Beginning this Sunday, more than 20,000 AIDS scientists, researchers, medical providers, patients and advocates from all over the world will convene in Washington, D.C., for the International AIDS Conference. Organizers say they are excited as the event comes at a turning point in the fight against the global pandemic.

“We have the tools, for the first time, to end the AIDS epidemic. And this conference will provide us the opportunity to lay that out,” said Phill Wilson, director of the Black AIDS Institute and a member of the AIDS 2012 Conference Coordinating Committee, in a promotional video.

But HIV/AIDS activists are not as excited about the fact that President Obama will not attend the conference, saying it sends a discouraging message about the president’s commitment to HIV/AIDS.

“The news that President Obama has elected to skip the International AIDS Conference—which takes place at the Convention Center near his home in Washington—speak volumes,” stated Michael Weinstein, president of AIDS Healthcare Foundation (AHF), which provides free HIV/AIDS medical care to over 176,000 people in the U.S. and 25 other countries abroad. “…It appears the President does not want to engage the AIDS communities—and with good reason.
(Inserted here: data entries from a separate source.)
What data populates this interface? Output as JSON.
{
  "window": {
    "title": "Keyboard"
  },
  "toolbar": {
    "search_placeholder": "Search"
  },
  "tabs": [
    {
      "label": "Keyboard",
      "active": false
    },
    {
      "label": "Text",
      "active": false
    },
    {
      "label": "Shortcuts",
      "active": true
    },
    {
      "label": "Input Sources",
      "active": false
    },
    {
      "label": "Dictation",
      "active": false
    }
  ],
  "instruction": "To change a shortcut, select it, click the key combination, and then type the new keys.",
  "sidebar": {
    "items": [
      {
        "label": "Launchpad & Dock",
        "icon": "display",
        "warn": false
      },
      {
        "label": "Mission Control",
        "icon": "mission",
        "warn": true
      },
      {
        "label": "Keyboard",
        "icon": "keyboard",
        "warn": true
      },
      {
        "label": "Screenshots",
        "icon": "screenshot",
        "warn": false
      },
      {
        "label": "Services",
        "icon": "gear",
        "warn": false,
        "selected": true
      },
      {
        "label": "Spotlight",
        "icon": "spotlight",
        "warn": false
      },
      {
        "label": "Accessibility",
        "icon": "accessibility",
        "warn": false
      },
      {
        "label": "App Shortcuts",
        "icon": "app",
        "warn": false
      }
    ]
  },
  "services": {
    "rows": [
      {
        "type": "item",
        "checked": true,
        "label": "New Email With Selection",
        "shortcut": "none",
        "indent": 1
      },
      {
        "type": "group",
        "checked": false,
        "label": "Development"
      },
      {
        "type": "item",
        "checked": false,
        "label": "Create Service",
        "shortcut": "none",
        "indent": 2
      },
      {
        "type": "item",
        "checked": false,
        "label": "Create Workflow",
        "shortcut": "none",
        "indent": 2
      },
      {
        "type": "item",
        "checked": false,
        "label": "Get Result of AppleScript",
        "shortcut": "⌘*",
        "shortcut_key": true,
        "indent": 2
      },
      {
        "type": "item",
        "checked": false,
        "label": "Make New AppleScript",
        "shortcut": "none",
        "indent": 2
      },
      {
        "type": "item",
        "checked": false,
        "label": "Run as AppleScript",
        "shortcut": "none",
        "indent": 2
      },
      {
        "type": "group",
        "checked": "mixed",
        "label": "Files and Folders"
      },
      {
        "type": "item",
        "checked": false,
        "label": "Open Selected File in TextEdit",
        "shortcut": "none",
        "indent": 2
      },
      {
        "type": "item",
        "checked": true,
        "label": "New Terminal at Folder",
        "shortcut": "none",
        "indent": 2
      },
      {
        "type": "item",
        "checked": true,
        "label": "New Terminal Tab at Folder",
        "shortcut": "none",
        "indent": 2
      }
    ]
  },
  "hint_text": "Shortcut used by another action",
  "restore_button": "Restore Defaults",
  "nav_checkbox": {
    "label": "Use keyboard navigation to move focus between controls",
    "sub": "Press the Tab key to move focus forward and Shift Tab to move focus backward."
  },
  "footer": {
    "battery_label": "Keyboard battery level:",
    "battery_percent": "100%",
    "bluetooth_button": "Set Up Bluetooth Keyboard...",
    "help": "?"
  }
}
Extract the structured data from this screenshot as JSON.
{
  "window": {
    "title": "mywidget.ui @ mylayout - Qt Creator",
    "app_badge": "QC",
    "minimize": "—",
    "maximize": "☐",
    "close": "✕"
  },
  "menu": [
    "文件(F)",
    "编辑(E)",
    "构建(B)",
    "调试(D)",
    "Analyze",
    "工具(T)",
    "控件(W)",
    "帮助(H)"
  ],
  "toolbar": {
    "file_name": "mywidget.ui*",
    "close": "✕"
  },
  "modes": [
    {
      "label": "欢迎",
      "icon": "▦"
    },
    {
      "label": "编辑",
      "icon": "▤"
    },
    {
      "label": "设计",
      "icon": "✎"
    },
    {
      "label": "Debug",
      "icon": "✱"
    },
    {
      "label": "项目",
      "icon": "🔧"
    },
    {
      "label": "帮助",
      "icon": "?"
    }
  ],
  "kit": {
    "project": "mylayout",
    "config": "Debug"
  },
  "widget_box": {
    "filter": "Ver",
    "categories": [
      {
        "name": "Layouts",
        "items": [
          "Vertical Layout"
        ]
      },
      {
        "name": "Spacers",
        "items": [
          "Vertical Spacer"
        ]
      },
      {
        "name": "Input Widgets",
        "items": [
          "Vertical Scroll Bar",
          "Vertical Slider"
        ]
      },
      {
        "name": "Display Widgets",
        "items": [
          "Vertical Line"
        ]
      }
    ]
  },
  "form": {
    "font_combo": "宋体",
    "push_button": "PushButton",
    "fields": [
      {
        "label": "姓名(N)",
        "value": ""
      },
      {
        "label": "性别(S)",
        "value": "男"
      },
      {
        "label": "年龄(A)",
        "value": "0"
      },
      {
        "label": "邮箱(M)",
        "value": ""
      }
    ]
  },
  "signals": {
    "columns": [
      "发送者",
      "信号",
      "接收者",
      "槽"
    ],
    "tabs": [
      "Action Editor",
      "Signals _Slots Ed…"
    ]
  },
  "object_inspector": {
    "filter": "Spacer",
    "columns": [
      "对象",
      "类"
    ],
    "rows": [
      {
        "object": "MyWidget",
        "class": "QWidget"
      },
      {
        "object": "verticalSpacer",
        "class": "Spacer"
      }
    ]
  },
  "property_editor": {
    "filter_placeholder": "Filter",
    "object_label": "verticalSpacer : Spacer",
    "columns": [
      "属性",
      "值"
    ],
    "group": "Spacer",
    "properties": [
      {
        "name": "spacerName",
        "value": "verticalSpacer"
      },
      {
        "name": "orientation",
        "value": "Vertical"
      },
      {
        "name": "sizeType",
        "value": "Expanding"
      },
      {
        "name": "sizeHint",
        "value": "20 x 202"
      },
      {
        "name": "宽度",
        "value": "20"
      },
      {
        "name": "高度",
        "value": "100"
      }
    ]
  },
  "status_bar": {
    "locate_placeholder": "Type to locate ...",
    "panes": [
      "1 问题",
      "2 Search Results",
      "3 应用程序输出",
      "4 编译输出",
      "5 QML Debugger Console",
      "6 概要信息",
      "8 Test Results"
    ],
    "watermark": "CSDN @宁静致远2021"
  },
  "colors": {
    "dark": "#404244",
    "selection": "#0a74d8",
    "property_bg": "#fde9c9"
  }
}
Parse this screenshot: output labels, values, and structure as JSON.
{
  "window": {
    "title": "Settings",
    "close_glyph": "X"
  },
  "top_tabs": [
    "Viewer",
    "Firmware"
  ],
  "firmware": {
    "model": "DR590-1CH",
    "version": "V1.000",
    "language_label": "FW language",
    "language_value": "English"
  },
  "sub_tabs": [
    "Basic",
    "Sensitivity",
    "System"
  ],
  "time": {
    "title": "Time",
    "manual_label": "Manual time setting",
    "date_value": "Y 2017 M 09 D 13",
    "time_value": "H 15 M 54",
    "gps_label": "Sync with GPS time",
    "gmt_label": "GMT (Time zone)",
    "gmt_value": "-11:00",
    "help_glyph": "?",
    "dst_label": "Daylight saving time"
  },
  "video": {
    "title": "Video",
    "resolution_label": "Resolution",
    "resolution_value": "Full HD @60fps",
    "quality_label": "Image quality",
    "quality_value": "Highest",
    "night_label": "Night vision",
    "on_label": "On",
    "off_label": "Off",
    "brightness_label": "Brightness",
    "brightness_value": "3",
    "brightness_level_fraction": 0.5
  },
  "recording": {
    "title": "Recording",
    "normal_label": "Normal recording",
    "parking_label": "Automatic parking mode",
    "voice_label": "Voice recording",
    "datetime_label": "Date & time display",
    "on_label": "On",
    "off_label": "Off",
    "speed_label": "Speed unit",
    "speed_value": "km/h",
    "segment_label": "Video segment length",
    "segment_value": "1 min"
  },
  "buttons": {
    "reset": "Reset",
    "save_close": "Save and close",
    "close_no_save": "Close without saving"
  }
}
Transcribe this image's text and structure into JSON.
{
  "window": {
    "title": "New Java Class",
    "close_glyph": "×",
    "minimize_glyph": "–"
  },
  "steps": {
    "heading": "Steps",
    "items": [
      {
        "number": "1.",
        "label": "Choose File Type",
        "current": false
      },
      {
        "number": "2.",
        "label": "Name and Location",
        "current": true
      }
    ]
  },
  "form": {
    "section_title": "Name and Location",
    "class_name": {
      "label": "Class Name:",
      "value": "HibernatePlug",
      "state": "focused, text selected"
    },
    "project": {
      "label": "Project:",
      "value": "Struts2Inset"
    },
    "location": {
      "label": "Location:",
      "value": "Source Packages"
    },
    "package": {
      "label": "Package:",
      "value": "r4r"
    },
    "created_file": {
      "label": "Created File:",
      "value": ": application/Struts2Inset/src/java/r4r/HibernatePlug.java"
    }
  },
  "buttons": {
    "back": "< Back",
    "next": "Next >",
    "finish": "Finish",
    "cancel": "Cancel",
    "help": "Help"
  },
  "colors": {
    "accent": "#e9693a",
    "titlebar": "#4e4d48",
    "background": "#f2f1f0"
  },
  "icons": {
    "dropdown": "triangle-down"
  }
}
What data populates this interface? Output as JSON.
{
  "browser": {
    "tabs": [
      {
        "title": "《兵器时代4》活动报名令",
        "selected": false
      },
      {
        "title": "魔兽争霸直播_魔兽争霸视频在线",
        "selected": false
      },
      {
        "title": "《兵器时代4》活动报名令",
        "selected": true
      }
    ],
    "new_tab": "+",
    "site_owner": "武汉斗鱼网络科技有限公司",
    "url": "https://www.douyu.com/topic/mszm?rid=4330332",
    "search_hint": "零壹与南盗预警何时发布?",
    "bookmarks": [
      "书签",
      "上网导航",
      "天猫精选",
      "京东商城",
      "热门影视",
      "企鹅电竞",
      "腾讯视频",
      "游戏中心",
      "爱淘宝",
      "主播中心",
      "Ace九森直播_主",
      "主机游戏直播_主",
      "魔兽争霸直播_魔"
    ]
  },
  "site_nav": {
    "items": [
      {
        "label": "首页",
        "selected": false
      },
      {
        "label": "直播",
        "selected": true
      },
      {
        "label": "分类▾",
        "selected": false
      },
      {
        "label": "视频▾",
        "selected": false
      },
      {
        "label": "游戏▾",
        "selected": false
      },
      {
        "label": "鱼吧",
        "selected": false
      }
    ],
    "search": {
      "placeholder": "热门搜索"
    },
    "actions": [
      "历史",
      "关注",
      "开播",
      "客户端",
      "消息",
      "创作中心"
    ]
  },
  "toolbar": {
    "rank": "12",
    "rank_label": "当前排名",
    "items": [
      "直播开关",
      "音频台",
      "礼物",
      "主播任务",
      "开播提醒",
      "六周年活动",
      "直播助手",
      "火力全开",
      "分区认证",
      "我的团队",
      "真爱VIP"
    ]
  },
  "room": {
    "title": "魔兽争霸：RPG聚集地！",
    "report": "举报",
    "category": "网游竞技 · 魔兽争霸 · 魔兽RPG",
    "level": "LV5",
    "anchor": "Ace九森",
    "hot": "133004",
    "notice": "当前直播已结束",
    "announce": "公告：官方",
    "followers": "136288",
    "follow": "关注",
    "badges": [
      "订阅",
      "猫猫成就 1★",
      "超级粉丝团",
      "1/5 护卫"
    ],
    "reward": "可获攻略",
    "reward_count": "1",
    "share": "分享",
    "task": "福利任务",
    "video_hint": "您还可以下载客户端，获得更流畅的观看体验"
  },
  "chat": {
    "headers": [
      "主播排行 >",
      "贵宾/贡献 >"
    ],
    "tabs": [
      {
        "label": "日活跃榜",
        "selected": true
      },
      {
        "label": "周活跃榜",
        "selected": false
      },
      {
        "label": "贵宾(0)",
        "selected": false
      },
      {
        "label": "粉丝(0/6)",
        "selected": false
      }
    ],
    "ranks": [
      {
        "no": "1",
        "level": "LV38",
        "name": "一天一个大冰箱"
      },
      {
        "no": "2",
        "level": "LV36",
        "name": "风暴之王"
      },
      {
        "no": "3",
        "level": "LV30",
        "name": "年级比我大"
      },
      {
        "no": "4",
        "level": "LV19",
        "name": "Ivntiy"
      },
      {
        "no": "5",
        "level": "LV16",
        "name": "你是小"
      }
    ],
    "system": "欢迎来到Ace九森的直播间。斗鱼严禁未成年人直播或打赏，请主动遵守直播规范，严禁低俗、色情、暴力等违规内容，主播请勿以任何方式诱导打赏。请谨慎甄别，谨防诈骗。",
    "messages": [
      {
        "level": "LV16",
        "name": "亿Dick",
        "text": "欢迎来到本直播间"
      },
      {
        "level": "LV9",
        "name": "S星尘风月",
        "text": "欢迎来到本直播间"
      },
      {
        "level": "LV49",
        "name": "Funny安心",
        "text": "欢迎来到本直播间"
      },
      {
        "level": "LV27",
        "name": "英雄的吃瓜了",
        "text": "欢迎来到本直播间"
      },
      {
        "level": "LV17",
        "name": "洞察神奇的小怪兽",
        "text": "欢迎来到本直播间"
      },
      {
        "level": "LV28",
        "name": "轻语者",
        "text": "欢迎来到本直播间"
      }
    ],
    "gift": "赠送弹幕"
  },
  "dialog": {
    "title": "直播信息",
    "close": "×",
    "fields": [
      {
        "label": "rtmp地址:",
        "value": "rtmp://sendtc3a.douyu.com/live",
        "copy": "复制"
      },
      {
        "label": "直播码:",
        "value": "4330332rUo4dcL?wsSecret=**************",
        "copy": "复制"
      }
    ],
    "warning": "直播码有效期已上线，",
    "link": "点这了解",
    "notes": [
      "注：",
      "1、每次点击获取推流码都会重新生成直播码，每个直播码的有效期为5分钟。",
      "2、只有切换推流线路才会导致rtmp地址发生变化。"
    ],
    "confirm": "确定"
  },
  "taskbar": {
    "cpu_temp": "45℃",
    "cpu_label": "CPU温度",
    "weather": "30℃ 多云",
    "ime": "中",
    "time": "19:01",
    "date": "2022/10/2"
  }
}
It is truly a sad day in history, a sadder day in the battle against AIDS and a sad reflection on the Obama presidency.”

In a July 16 press release, the White House said the president would provide a brief video message to welcome conference attendees. Additionally, senior administration officials will participate in the conference, including: Secretary of State Hillary Clinton, Secretary of Health and Human Services Kathleen Sebelius, U.S. Global AIDS Coordinator Ambassador Eric Goosby, Director of the White House Office of National AIDS Policy Grant Colfax and Director of the National Institute of Allergy and Infectious Diseases Anthony Fauci.

The White House also touted its accomplishments. “We have launched the first comprehensive National HIV/AIDS Strategy for the United States to prevent and treat HIV in America,” the press release read. “Globally, the Obama Administration has committed to treating 6 million people by the end of 2013….”

But AHF representatives point to the decrease in AIDS funding in President Obama’s 2013 budget and the long waiting lists for the AIDS Drug Assistance Programs (ADAP) as signs of the president’s “silence” on the issue. And his absence further puts his commitment into question.

“If the decision…was President Obama’s own, then shame on him. If it was a decision based on advice from his staff, then he is being ill served by his advisors,” said Tom Myers, chief of public affairs and general counsel for AHF. “In essence, the questions people will ask during the entire week of the conference will be: Why won’t President Obama speak on AIDS? Is he afraid of getting heckled again by AIDS advocates, as he did in New Haven back in October 2010? Embarrassed by the actions—or inaction—on AIDS that seems to be a hallmark of his administration? Or did he merely get a better offer, a whistle stop campaign appearance that trumps AIDS?”